Learning to trust our own judgement

For learning, of course, amounts to more than rhythm and movement. Our experiences also have to be penetrated by the thinking. That requires the requisite degree of attention and reflective ability. Repetition, exact observation, precise descriptions and the joy in asking question are just as much a part of it as the composition of the main-lesson books. Such effort of will gives comprehension a depth which has been individually acquired. Standardised learning targets are replaced by a trust in our own ability to think and our judgement which has been actively obtained.

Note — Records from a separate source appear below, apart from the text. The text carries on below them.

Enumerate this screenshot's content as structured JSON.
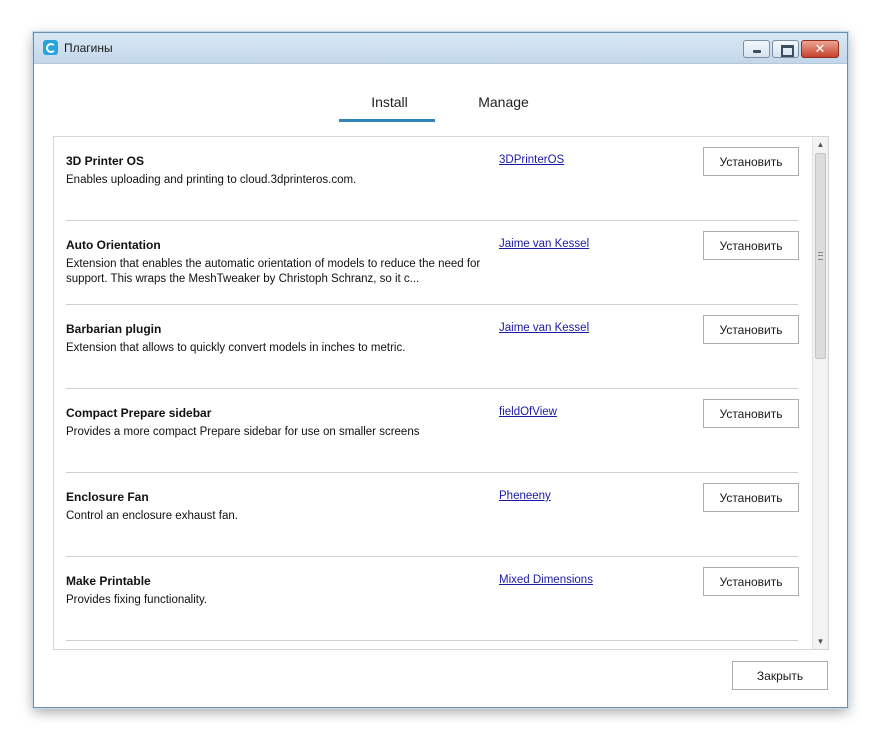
{
  "window": {
    "title": "Плагины"
  },
  "tabs": [
    {
      "label": "Install",
      "active": true
    },
    {
      "label": "Manage",
      "active": false
    }
  ],
  "plugins": [
    {
      "name": "3D Printer OS",
      "description": "Enables uploading and printing to cloud.3dprinteros.com.",
      "author": "3DPrinterOS",
      "button": "Установить"
    },
    {
      "name": "Auto Orientation",
      "description": "Extension that enables the automatic orientation of models to reduce the need for support. This wraps the MeshTweaker by Christoph Schranz, so it c...",
      "author": "Jaime van Kessel",
      "button": "Установить"
    },
    {
      "name": "Barbarian plugin",
      "description": "Extension that allows to quickly convert models in inches to metric.",
      "author": "Jaime van Kessel",
      "button": "Установить"
    },
    {
      "name": "Compact Prepare sidebar",
      "description": "Provides a more compact Prepare sidebar for use on smaller screens",
      "author": "fieldOfView",
      "button": "Установить"
    },
    {
      "name": "Enclosure Fan",
      "description": "Control an enclosure exhaust fan.",
      "author": "Pheneeny",
      "button": "Установить"
    },
    {
      "name": "Make Printable",
      "description": "Provides fixing functionality.",
      "author": "Mixed Dimensions",
      "button": "Установить"
    }
  ],
  "footer": {
    "close_label": "Закрыть"
  },
  "colors": {
    "accent": "#3282be",
    "link": "#1a1aa6"
  },
  "icons": {
    "app": "cura-logo-icon",
    "minimize": "minimize-icon",
    "maximize": "maximize-icon",
    "close": "close-icon",
    "scroll_up": "chevron-up-icon",
    "scroll_down": "chevron-down-icon"
  }
}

The archetypal gesture of learning described above always works when children first do something, then experience it in a many-facetted way and finally summarise it, i.e. understand it conceptually. Pupils in first class can, for example, practice rhythmically walking and speaking the multiplication tables. When they have slept and woken up again on that a few times, they might throw a ball to one another: whoever catches it has to say the next number in the sequence. Finally they are asked the tables in random order. In this way the knowledge which is initially based in movement (will, limbs) moves through the memory of rhythm (feeling) into waking cerebral consciousness: the whole person is involved in the learning process.

An age-appropriate variation can be illustrated in the physics lessons in middle school. One group of pupils loosely inflates a light, black bin bag, ties up the end and places it in the hot sun. A second group builds a wafer-thin paper lantern below which it fixes a tea light and a third group observes the way that the sparks fly from a camp fire. All of them describe very precisely what they did and observed. Next day they move on to the next experiment but first recall the experiments of the previous day and exchange their observations using all available sensory qualities. On the third day they condense what they have learnt into a law, in this case of thermodynamics.

That can provide the basis for new questions and experiments whose decisive value lies in the pupils having created the connection between their actions, observations and the development of a concept. The law could, of course, already have been formulated on the first day, but it is the process described here which creates the trust in their own judgement. A PISA study on science learning which was separately analysed in Austria ascribes the far above average abilities of Waldorf pupils directly to this teaching approach.

“Tell a fairy tale!”

Einstein was once asked how one could educate children to become geniuses. His prompt reply was: “Tell the children fairy tales!” When asked what more could be done, he answered: “Tell them more fairy tales!” Fairy tales live through transformation and stimulate the child’s imagination to visualise the story as he or she is listening. In order to do so, children have to activate their will which is otherwise asleep in the physical processes. The triad which starts with own activity and  moves through experience to independent knowledge is the modern way of learning. It creates the basis for the reverse path which leads from freely obtained knowledge to self-determined action. Education for freedom is, on closer inspection, always more than the sum of head, heart and hand.